SARS-CoV-2 è un nemico invisibile contro il quale ogni giorno ormai da due-tre mesi tutto il mondo si deve confrontare quotidianamente. Si tratta di un temibile nemico che nell’arco di poche settimane ha mietuto un numero di vittime davvero considerevole. La difficoltà nel contenere i contagi consiste nel fatto che la trasmissione del virus è di tipo aereo. Ma quanto resiste realmente al di fuori del nostro corpo il coronavirus cinese? A rispondere a questa domanda molto frequente è uno studio piuttosto recente.

Tale studio, condotto da ricercatori dell’Istituto nazionale per le malattie infettive degli Stati Uniti (Niaid) è in via di pubblicazione sul New England Journal of Medicine (NEJM). Il Niaid fa parte dei National Institutes of Health (NIH). I ricercatori americani che hanno preso parte alle ricerche hanno fatto maggiore chiarezza sul tempo di permanenza di SARS-CoV-2 in aria e sui materiali.
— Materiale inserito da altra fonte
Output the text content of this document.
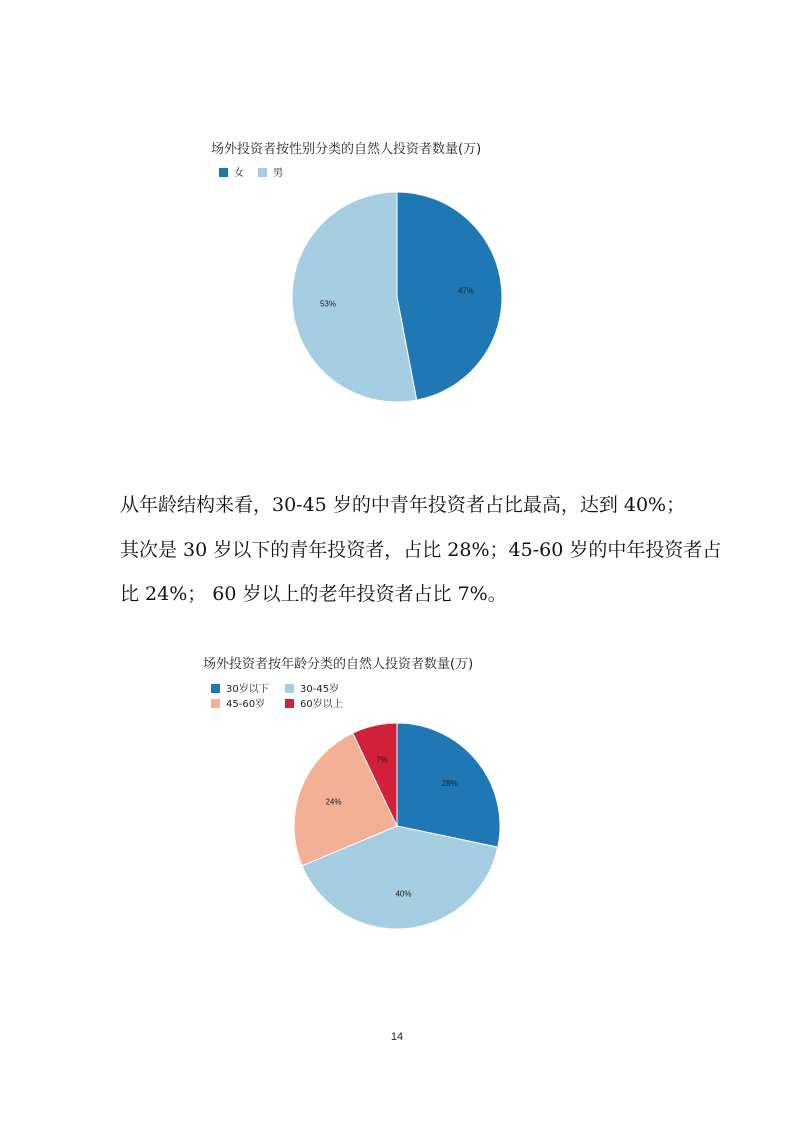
场外投资者按性别分类的自然人投资者数量(万)
女	男
47%
53%
从年龄结构来看，30-45 岁的中青年投资者占比最高，达到 40%；
其次是 30 岁以下的青年投资者，占比 28%；45-60 岁的中年投资者占
比 24%； 60 岁以上的老年投资者占比 7%。
场外投资者按年龄分类的自然人投资者数量(万)
30岁以下	30-45岁
45-60岁	60岁以上
28%
40%
24%
7%
14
Mediante i loro esperimenti, gli scienziati hanno potuto chiarire che il coronavirus cinese può restare nell’aria, disperso nelle goccioline di saliva o nell’aerosol, fino a 3 ore. Invece, sui materiali, il temibile nemico riesce a resistere per 24 ore sul cartone e fino 3 giorni su plastica ed acciaio.

Questi dati sono davvero preoccupanti poiché sottolineano l’importanza di dover prestare molta attenzione a tutto quello che tocchiamo e con cui possiamo entrare in contatto. Perché, se un soggetto infetto ha tossito espellendo goccioline di saliva, ad esempio, su un oggetto di plastica, quest’ultimo rappresenta un potenziale veicolo di contagio per i successivi 3 giorni.

Infatti, gli stessi ricercatori dell’Niaid, hanno affermato:

«I nostri risultati indicano che è possibile la trasmissione del coronavirus tramite l’aerosol e i materiali sui quali si deposita, dal momento che il virus resta vitale nell’aerosol per più ore e sulle superfici per giorni».